How to deploy a Zookeeper and Kafka cluster in Google Cloud Platform
One of the great advantages of Google Cloud Platform is how easy and fast it is to run experiments. For example, you can easily spin up a Zookeper and Kafka cluster in a matter of minutes with very little configuration.
For reference, you can find the sample properties files for each server in this repository: Cluster Config Examples
Let’s spin up 3 machines that will form our Zookeeper cluster. The command below can be run from the Google Cloud Shell or from your PC using the Google Cloud Platform CLI. All that you need to substitute are the project and instance name (e.g. zook-1)

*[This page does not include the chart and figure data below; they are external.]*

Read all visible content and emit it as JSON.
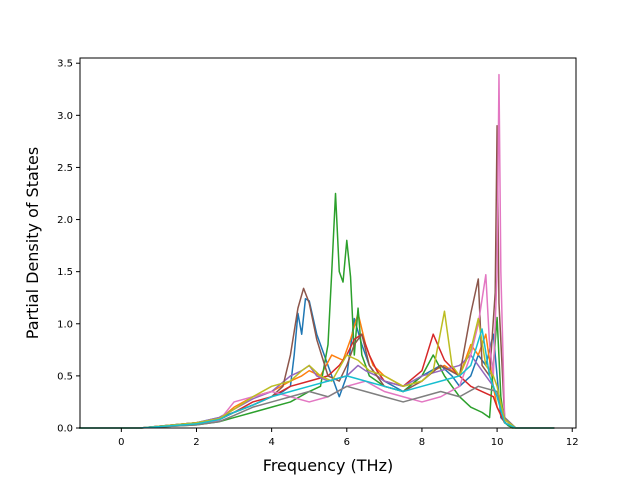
{
  "chart_data": {
    "type": "line",
    "title": "",
    "xlabel": "Frequency (THz)",
    "ylabel": "Partial Density of States",
    "xlim": [
      -1.1,
      12.1
    ],
    "ylim": [
      0.0,
      3.55
    ],
    "xticks": [
      0,
      2,
      4,
      6,
      8,
      10,
      12
    ],
    "xtick_labels": [
      "0",
      "2",
      "4",
      "6",
      "8",
      "10",
      "12"
    ],
    "yticks": [
      0.0,
      0.5,
      1.0,
      1.5,
      2.0,
      2.5,
      3.0,
      3.5
    ],
    "ytick_labels": [
      "0.0",
      "0.5",
      "1.0",
      "1.5",
      "2.0",
      "2.5",
      "3.0",
      "3.5"
    ],
    "grid": false,
    "legend": "none",
    "colors": [
      "#1f77b4",
      "#ff7f0e",
      "#2ca02c",
      "#d62728",
      "#9467bd",
      "#8c564b",
      "#e377c2",
      "#7f7f7f",
      "#bcbd22",
      "#17becf"
    ],
    "series": [
      {
        "x": [
          -1.1,
          0.5,
          2.0,
          2.6,
          3.0,
          3.5,
          4.0,
          4.3,
          4.5,
          4.6,
          4.7,
          4.8,
          4.9,
          5.0,
          5.2,
          5.5,
          5.8,
          6.0,
          6.2,
          6.4,
          6.6,
          6.8,
          7.0,
          7.5,
          8.0,
          8.5,
          8.8,
          9.0,
          9.3,
          9.5,
          9.7,
          9.9,
          10.0,
          10.1,
          10.3,
          10.5,
          11.5
        ],
        "y": [
          0,
          0,
          0.05,
          0.1,
          0.15,
          0.22,
          0.3,
          0.35,
          0.4,
          0.7,
          1.1,
          0.9,
          1.24,
          1.22,
          0.9,
          0.6,
          0.3,
          0.5,
          1.05,
          0.8,
          0.6,
          0.5,
          0.45,
          0.35,
          0.5,
          0.6,
          0.5,
          0.4,
          0.5,
          0.7,
          0.6,
          0.9,
          0.5,
          0.1,
          0.02,
          0,
          0
        ]
      },
      {
        "x": [
          -1.1,
          0.5,
          2.0,
          2.6,
          3.0,
          3.5,
          4.0,
          4.5,
          4.8,
          5.0,
          5.3,
          5.6,
          5.9,
          6.1,
          6.3,
          6.5,
          6.7,
          7.0,
          7.5,
          8.0,
          8.3,
          8.6,
          9.0,
          9.3,
          9.5,
          9.7,
          9.9,
          10.0,
          10.2,
          10.5,
          11.5
        ],
        "y": [
          0,
          0,
          0.04,
          0.08,
          0.2,
          0.3,
          0.35,
          0.45,
          0.5,
          0.55,
          0.5,
          0.7,
          0.65,
          0.85,
          1.1,
          0.8,
          0.6,
          0.5,
          0.4,
          0.45,
          0.55,
          0.6,
          0.5,
          0.8,
          0.7,
          0.9,
          0.4,
          0.2,
          0.05,
          0,
          0
        ]
      },
      {
        "x": [
          -1.1,
          0.5,
          2.0,
          2.6,
          3.0,
          3.5,
          4.0,
          4.5,
          5.0,
          5.3,
          5.5,
          5.6,
          5.7,
          5.8,
          5.9,
          6.0,
          6.1,
          6.2,
          6.3,
          6.4,
          6.6,
          7.0,
          7.5,
          8.0,
          8.3,
          8.6,
          9.0,
          9.3,
          9.6,
          9.8,
          9.9,
          10.0,
          10.1,
          10.2,
          10.4,
          11.5
        ],
        "y": [
          0,
          0,
          0.03,
          0.06,
          0.1,
          0.15,
          0.2,
          0.25,
          0.35,
          0.4,
          0.8,
          1.5,
          2.25,
          1.5,
          1.4,
          1.8,
          1.45,
          0.7,
          1.15,
          0.7,
          0.5,
          0.4,
          0.35,
          0.5,
          0.7,
          0.5,
          0.3,
          0.2,
          0.15,
          0.1,
          0.6,
          1.06,
          0.3,
          0.05,
          0,
          0
        ]
      },
      {
        "x": [
          -1.1,
          0.5,
          2.0,
          2.6,
          3.0,
          3.5,
          4.0,
          4.5,
          5.0,
          5.5,
          5.8,
          6.0,
          6.2,
          6.4,
          6.6,
          6.8,
          7.0,
          7.5,
          8.0,
          8.3,
          8.6,
          9.0,
          9.3,
          9.6,
          9.9,
          10.0,
          10.2,
          10.5,
          11.5
        ],
        "y": [
          0,
          0,
          0.05,
          0.08,
          0.15,
          0.25,
          0.3,
          0.4,
          0.45,
          0.5,
          0.6,
          0.7,
          0.85,
          0.9,
          0.7,
          0.55,
          0.45,
          0.4,
          0.55,
          0.9,
          0.65,
          0.5,
          0.4,
          0.35,
          0.3,
          0.2,
          0.05,
          0,
          0
        ]
      },
      {
        "x": [
          -1.1,
          0.5,
          2.0,
          2.6,
          3.0,
          3.5,
          4.0,
          4.5,
          4.8,
          5.0,
          5.2,
          5.5,
          6.0,
          6.3,
          6.5,
          6.8,
          7.0,
          7.5,
          8.0,
          8.5,
          9.0,
          9.3,
          9.5,
          9.7,
          9.9,
          10.0,
          10.2,
          10.5,
          11.5
        ],
        "y": [
          0,
          0,
          0.05,
          0.1,
          0.18,
          0.28,
          0.35,
          0.5,
          0.55,
          0.6,
          0.5,
          0.45,
          0.5,
          0.6,
          0.55,
          0.5,
          0.45,
          0.4,
          0.5,
          0.55,
          0.6,
          0.7,
          0.6,
          0.5,
          0.4,
          0.3,
          0.08,
          0,
          0
        ]
      },
      {
        "x": [
          -1.1,
          0.5,
          2.0,
          2.6,
          3.0,
          3.5,
          4.0,
          4.3,
          4.5,
          4.7,
          4.85,
          5.0,
          5.2,
          5.5,
          5.8,
          6.0,
          6.2,
          6.4,
          6.6,
          6.8,
          7.0,
          7.5,
          8.0,
          8.5,
          9.0,
          9.3,
          9.5,
          9.6,
          9.8,
          9.95,
          10.0,
          10.05,
          10.2,
          10.5,
          11.5
        ],
        "y": [
          0,
          0,
          0.05,
          0.08,
          0.15,
          0.22,
          0.3,
          0.4,
          0.7,
          1.15,
          1.34,
          1.2,
          0.85,
          0.5,
          0.45,
          0.6,
          0.8,
          0.9,
          0.6,
          0.5,
          0.4,
          0.35,
          0.45,
          0.6,
          0.5,
          1.1,
          1.43,
          0.6,
          0.5,
          1.3,
          2.9,
          1.2,
          0.1,
          0,
          0
        ]
      },
      {
        "x": [
          -1.1,
          0.5,
          2.0,
          2.6,
          3.0,
          3.5,
          4.0,
          4.5,
          5.0,
          5.5,
          6.0,
          6.5,
          7.0,
          7.5,
          8.0,
          8.5,
          9.0,
          9.3,
          9.5,
          9.7,
          9.8,
          9.9,
          10.0,
          10.05,
          10.1,
          10.2,
          10.5,
          11.5
        ],
        "y": [
          0,
          0,
          0.04,
          0.07,
          0.25,
          0.3,
          0.35,
          0.3,
          0.25,
          0.3,
          0.4,
          0.45,
          0.35,
          0.3,
          0.25,
          0.3,
          0.4,
          0.7,
          1.0,
          1.47,
          0.8,
          0.5,
          1.5,
          3.39,
          1.5,
          0.1,
          0,
          0
        ]
      },
      {
        "x": [
          -1.1,
          0.5,
          2.0,
          2.6,
          3.0,
          3.5,
          4.0,
          4.5,
          5.0,
          5.5,
          6.0,
          6.5,
          7.0,
          7.5,
          8.0,
          8.5,
          9.0,
          9.5,
          10.0,
          10.2,
          10.5,
          11.5
        ],
        "y": [
          0,
          0,
          0.03,
          0.06,
          0.12,
          0.2,
          0.25,
          0.3,
          0.35,
          0.3,
          0.4,
          0.35,
          0.3,
          0.25,
          0.3,
          0.35,
          0.3,
          0.4,
          0.35,
          0.1,
          0,
          0
        ]
      },
      {
        "x": [
          -1.1,
          0.5,
          2.0,
          2.6,
          3.0,
          3.5,
          4.0,
          4.5,
          4.8,
          5.0,
          5.3,
          5.6,
          6.0,
          6.3,
          6.6,
          7.0,
          7.5,
          8.0,
          8.3,
          8.6,
          8.8,
          9.0,
          9.3,
          9.5,
          9.7,
          9.9,
          10.0,
          10.2,
          10.5,
          11.5
        ],
        "y": [
          0,
          0,
          0.05,
          0.09,
          0.18,
          0.3,
          0.4,
          0.45,
          0.55,
          0.6,
          0.5,
          0.45,
          0.7,
          0.65,
          0.55,
          0.5,
          0.4,
          0.45,
          0.55,
          1.12,
          0.6,
          0.5,
          0.75,
          1.05,
          0.6,
          0.5,
          0.4,
          0.08,
          0,
          0
        ]
      },
      {
        "x": [
          -1.1,
          0.5,
          2.0,
          2.6,
          3.0,
          3.5,
          4.0,
          4.5,
          5.0,
          5.5,
          6.0,
          6.5,
          7.0,
          7.5,
          8.0,
          8.5,
          9.0,
          9.3,
          9.6,
          9.8,
          10.0,
          10.2,
          10.5,
          11.5
        ],
        "y": [
          0,
          0,
          0.04,
          0.08,
          0.15,
          0.22,
          0.3,
          0.35,
          0.4,
          0.45,
          0.5,
          0.45,
          0.4,
          0.35,
          0.4,
          0.45,
          0.5,
          0.6,
          0.95,
          0.5,
          0.3,
          0.05,
          0,
          0
        ]
      }
    ]
  }
}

gcloud compute --project "[YOUR-PROJECT]" instances create "[INSTANCE-NAME]"\
--zone "europe-west1-c"\
--machine-type "n1-standard-1"\
--subnet "default"\
--maintenance-policy "MIGRATE"\
--service-account "1077112676311-compute@developer.gserviceaccount.com"\
--scopes "https://www.googleapis.com/auth/devstorage.read_only","https://www.googleapis.com/auth/logging.write","https://www.googleapis.com/auth/monitoring.write","https://www.googleapis.com/auth/servicecontrol","https://www.googleapis.com/auth/service.management.readonly","https://www.googleapis.com/auth/trace.append"\
--tags "http-server"\
--image "centos-7-v20170523"\
--image-project "centos-cloud"\
--boot-disk-size "10"\
--boot-disk-type "pd-standard"\
--boot-disk-device-name "[INSTANCE-NAME]"
Once the VM is running, we can Secure Shell (SSH) it and run the following command to install some dependencies and download Kafka.
# Installing dependencies
sudo su
yum install -y wget nano java
# Automatically creating the Zookeeper myid file
mkdir /tmp/zookeeper
touch /tmp/zookeeper/myid
echo "ZOOKEEPER-ID" > zookeeper/myid
# Downloading and extracting Kafka
wget http://mirror.ox.ac.uk/sites/rsync.apache.org/kafka/2.7.0/kafka_2.12-2.7.0.tgz
tar -xvzf kafka_2.12-2.7.0.tgz
cd kafka_2.12-2.7.0.tgz
Modify the Zookeeper properties to include all the instance details.
nano config/zookeeper.properties
# In milliseconds
tickTime=2000
# In ticks
initLimit=10
syncLimit=5
maxClientCnxns=30
# All Zookeeper servers need to be aware of other Zookeepers part of the cluster
server.1=zook-1:2888:3888
server.2=zook-2:2888:3888
server.3=zook-3:2888:3888
Once we’ve updated the settings of all Zookeeper server properties, we can start them.
bin/zookeeper-server-start.sh config/zookeeper.properties
Kafka
Let’s spin up 3 machines that will form our Kafka cluster. All that you need to substitute are the project name, instance name (e.g. kafka-1), host name and broker Id.
gcloud compute --project "[YOUR-PROJECT]" instances create "[INSTANCE-NAME]"\
--zone "europe-west1-c"\
--machine-type "n1-standard-1"\
--subnet "default"\
--maintenance-policy "MIGRATE"\
--service-account "1077112676311-compute@developer.gserviceaccount.com"\
--scopes "https://www.googleapis.com/auth/devstorage.read_only","https://www.googleapis.com/auth/logging.write","https://www.googleapis.com/auth/monitoring.write","https://www.googleapis.com/auth/servicecontrol","https://www.googleapis.com/auth/service.management.readonly","https://www.googleapis.com/auth/trace.append"\
--tags "http-server"\
--image "centos-7-v20170523"\
--image-project "centos-cloud"\
--boot-disk-size "10"\
--boot-disk-type "pd-standard"\
--boot-disk-device-name "[INSTANCE-NAME]"
Let’s SSH to the VM and run the following command to install some dependencies and download Kafka.
# Installing dependencies
sudo su
yum install -y wget nano java
# Downloading and extracting Kafka
wget http://mirror.ox.ac.uk/sites/rsync.apache.org/kafka/2.7.0/kafka_2.12-2.7.0.tgz
tar -xvzf kafka_2.12-2.7.0.tgz
cd kafka_2.12-2.7.0.tgz
Now, update the Kafka server properties with the property values below:
nano config/server.properties
# Broker id needs to be unique for each Kafka server
broker.id=[BROKER-ID]
# This will be the Zookeeper servers created before
zookeeper.connect=zook-1:2181,zook-2:2181,zook-3:2181
# Examples of hostnames - kafka-1, kafka-2, kafka-3
host.name=[HOSTNAME]
Once we’ve updated the settings of all Kafka server properties, we can start them.
bin/kafka-server-start.sh config/server.properties